The day care runner told police Jaylen was congested and that she “patted” him on his side to make him cough, court records show.

At trial, however, the medical examiner testified the cause of death was blunt-force trauma to the torso caused by a “very hard blow,” case records show. Experts said Jaylen suffered major internal bleeding, and that the fracture in his back would have left him unable to walk.

In the first trial, in 2013, Owens was found guilty of involuntary manslaughter and felony murder, an ancillary charge prosecutors can use when someone dies during the commission of a felony.

At the time, Georgia jurisprudence held that someone could not be found guilty on two separate charges for the same act if one charge required intent and the other relied instead on negligence. Using that standard, the justices in November 2014 overturned Owens’ conviction.

Justices did away with that precedent in 2015, but the Fulton judge overseeing Owens’ second trial incorrectly instructed the jury to follow the old standard, despite objections from her attorneys, according to Tuesday’s ruling.

“The charge was erroneous and harmful as to Owens’s homicide charges, because we rejected the mutually-exclusive-mental-states rule years before Owens’s retrial,” Bethel wrote.

Bethel acknowledged the complicated case is “a bit of a mess,” and explained “that’s largely our fault” given the court’s prior decision on mutually exclusive verdicts.

Owens’ attorney, Kyle Winchester, said his client’s case is unique considering it’s been to the Georgia Supreme Court twice and the law was changed between both appeals.

The boy’s death is tragic, he said, but Owens has maintained her innocence from the beginning.

The way the trial judge applied the law during the 2020 trial removed the jury’s ability to even consider the lesser-included involuntary manslaughter charge.
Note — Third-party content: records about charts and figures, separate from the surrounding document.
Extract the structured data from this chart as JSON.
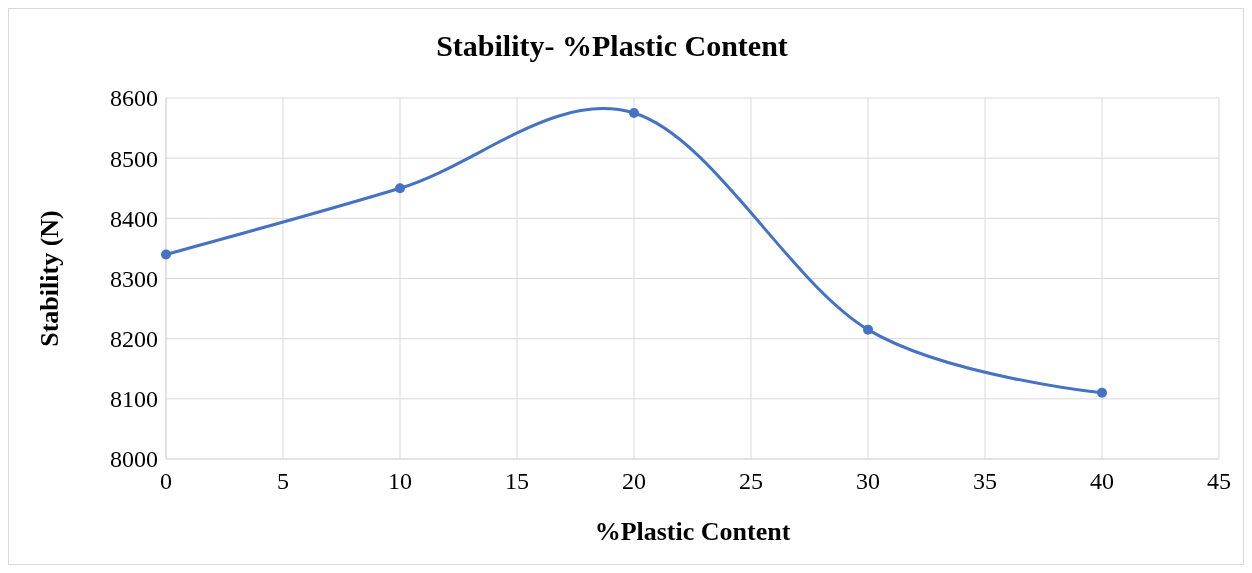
{
  "chart_data": {
    "type": "line",
    "title": "Stability- %Plastic Content",
    "xlabel": "%Plastic Content",
    "ylabel": "Stability (N)",
    "x": [
      0,
      10,
      20,
      30,
      40
    ],
    "series": [
      {
        "color": "#4472c4",
        "values": [
          8340,
          8450,
          8575,
          8215,
          8110
        ]
      }
    ],
    "xlim": [
      0,
      45
    ],
    "xticks": [
      0,
      5,
      10,
      15,
      20,
      25,
      30,
      35,
      40,
      45
    ],
    "ylim": [
      8000,
      8600
    ],
    "yticks": [
      8000,
      8100,
      8200,
      8300,
      8400,
      8500,
      8600
    ],
    "grid": true,
    "marker": "circle",
    "line_style": "solid"
  }
}
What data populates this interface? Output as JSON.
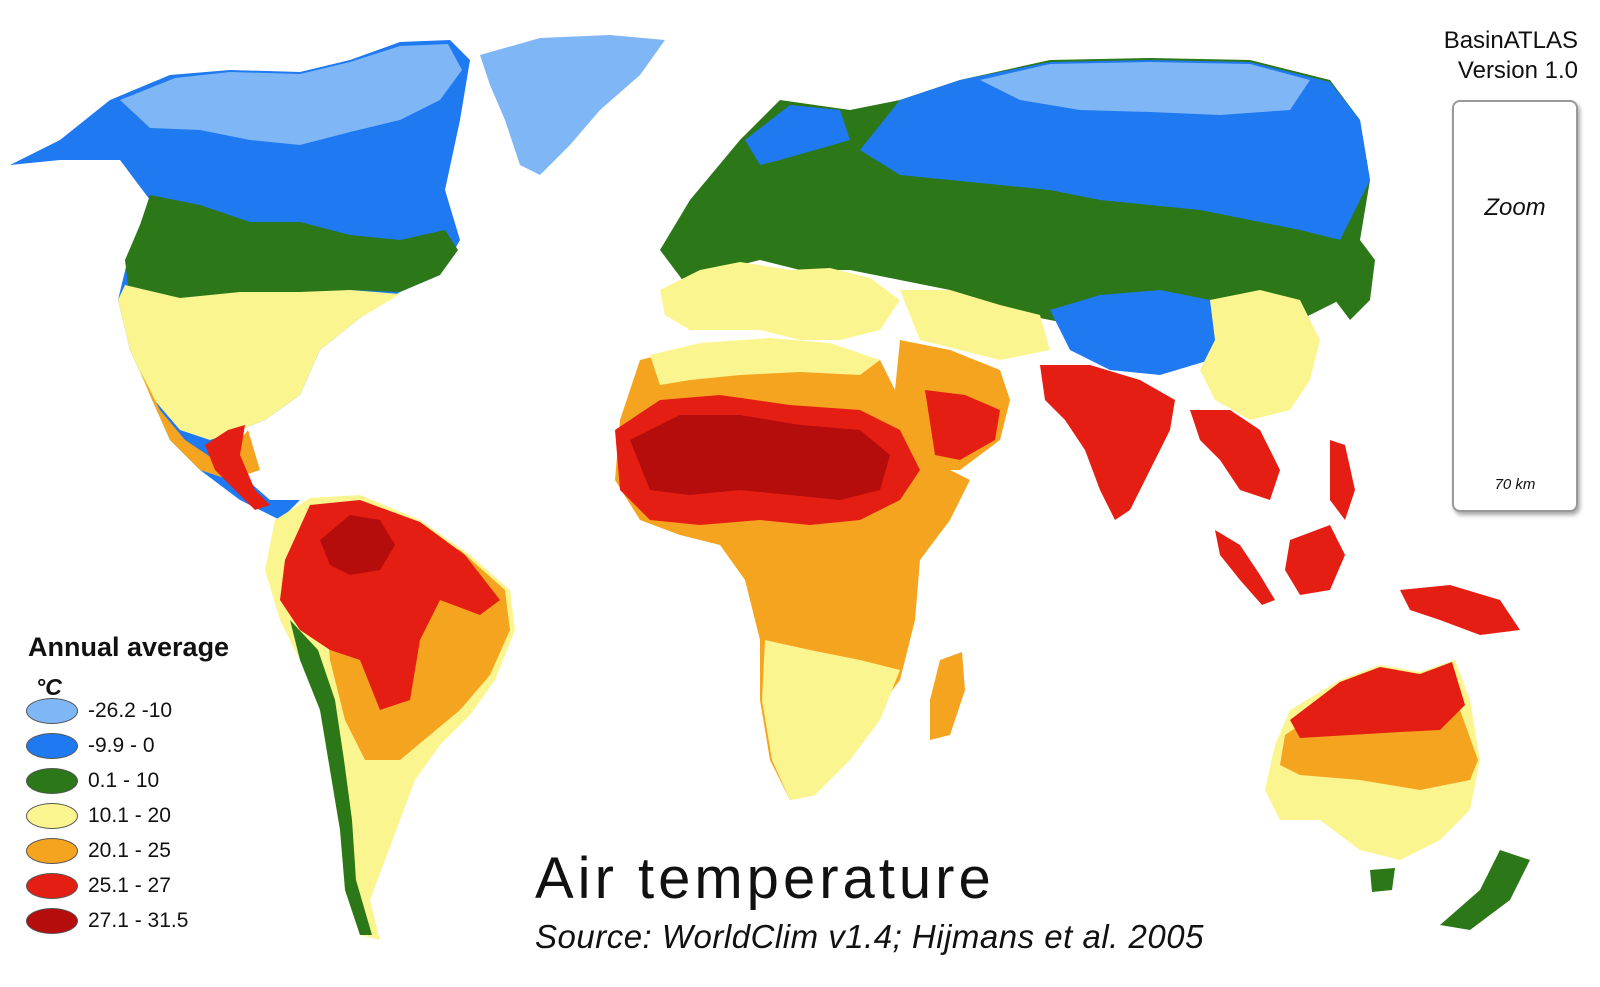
{
  "brand": {
    "line1": "BasinATLAS",
    "line2": "Version 1.0"
  },
  "zoom_inset": {
    "label": "Zoom",
    "scale": "70 km",
    "fill_color": "#ef7b55"
  },
  "legend": {
    "title": "Annual average",
    "unit": "°C",
    "classes": [
      {
        "label": "-26.2 -10",
        "color": "#7fb6f5"
      },
      {
        "label": "-9.9 - 0",
        "color": "#1f79f0"
      },
      {
        "label": "0.1 - 10",
        "color": "#2c7718"
      },
      {
        "label": "10.1 - 20",
        "color": "#fbf58f"
      },
      {
        "label": "20.1 - 25",
        "color": "#f5a41f"
      },
      {
        "label": "25.1 - 27",
        "color": "#e41e12"
      },
      {
        "label": "27.1 - 31.5",
        "color": "#b50c0c"
      }
    ]
  },
  "map": {
    "title": "Air temperature",
    "source": "Source: WorldClim v1.4; Hijmans et al. 2005"
  }
}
As a result, Owens was convicted of murder and sentenced to life in prison, he said.

“On the overall question about whether the jury instructions about intent and negligence were wrong, they absolutely got that right,” Winchester said of thecourt’s decision.
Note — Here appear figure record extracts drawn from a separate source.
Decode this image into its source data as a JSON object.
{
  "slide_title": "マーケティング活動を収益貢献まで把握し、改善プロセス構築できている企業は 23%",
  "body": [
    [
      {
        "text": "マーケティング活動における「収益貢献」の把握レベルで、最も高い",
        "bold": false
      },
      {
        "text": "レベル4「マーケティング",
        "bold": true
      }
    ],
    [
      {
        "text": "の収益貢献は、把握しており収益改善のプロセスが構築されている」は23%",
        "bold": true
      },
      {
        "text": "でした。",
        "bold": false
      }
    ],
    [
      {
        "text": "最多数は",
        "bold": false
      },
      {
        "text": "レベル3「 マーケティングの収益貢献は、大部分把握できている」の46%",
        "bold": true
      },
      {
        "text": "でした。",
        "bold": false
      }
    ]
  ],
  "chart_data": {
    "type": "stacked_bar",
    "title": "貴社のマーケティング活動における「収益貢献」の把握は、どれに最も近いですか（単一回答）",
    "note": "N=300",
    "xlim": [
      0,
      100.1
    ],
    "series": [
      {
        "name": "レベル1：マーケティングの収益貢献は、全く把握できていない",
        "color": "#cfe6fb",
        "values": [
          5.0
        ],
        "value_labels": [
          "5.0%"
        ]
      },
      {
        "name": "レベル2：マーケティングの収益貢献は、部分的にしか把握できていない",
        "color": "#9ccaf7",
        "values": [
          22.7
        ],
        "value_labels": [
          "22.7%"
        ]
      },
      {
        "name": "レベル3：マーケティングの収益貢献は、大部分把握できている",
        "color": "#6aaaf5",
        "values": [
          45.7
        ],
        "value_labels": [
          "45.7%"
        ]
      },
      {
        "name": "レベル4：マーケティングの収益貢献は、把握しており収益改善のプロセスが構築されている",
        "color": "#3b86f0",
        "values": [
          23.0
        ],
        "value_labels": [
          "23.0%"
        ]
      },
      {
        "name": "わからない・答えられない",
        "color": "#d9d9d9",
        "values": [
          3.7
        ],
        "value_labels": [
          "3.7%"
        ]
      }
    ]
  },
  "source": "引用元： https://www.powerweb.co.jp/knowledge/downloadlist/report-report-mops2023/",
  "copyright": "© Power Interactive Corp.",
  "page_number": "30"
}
The former day care operator can be retried on the felony murder charge because the justices held there was sufficient evidence to support guilty verdicts on those counts. A majority also allowed her child cruelty conviction to stand, reasoning “the erroneous charge did not impact that conviction.”

But the sentence for Owens’ child cruelty count was vacated because it is largely contingent on the resolution of her more serious murder charge.

In a partial dissent, Justice Carla Wong McMillian said each of Owens’ counts should have been reversed.

Georgia Supreme Court Justice Carla Wong McMillian authored the dissenting opinion in the case. (Natrice Miller/AJC 2024)
Georgia Supreme Court Justice Carla Wong McMillian authored the dissenting opinion in the case. (Natrice Miller/AJC 2024)

“It is difficult for me to see how an appellate court can determine that the jury would have convicted on certain charges but not others, but for the instructional error,” she said in an opinion joined by two others.

McMillian said it is not clear what authority the court has to leave certain verdicts in place while vacating the sentences for those verdicts. The majority’s procedure in this decision, she said, seemed “unduly cumbersome.”

Asked whether prosecutors plan to try Owens a third time, a spokesman for the Fulton County District Attorney’s Office said they are reviewing the decision and the case to determine the appropriate course of action.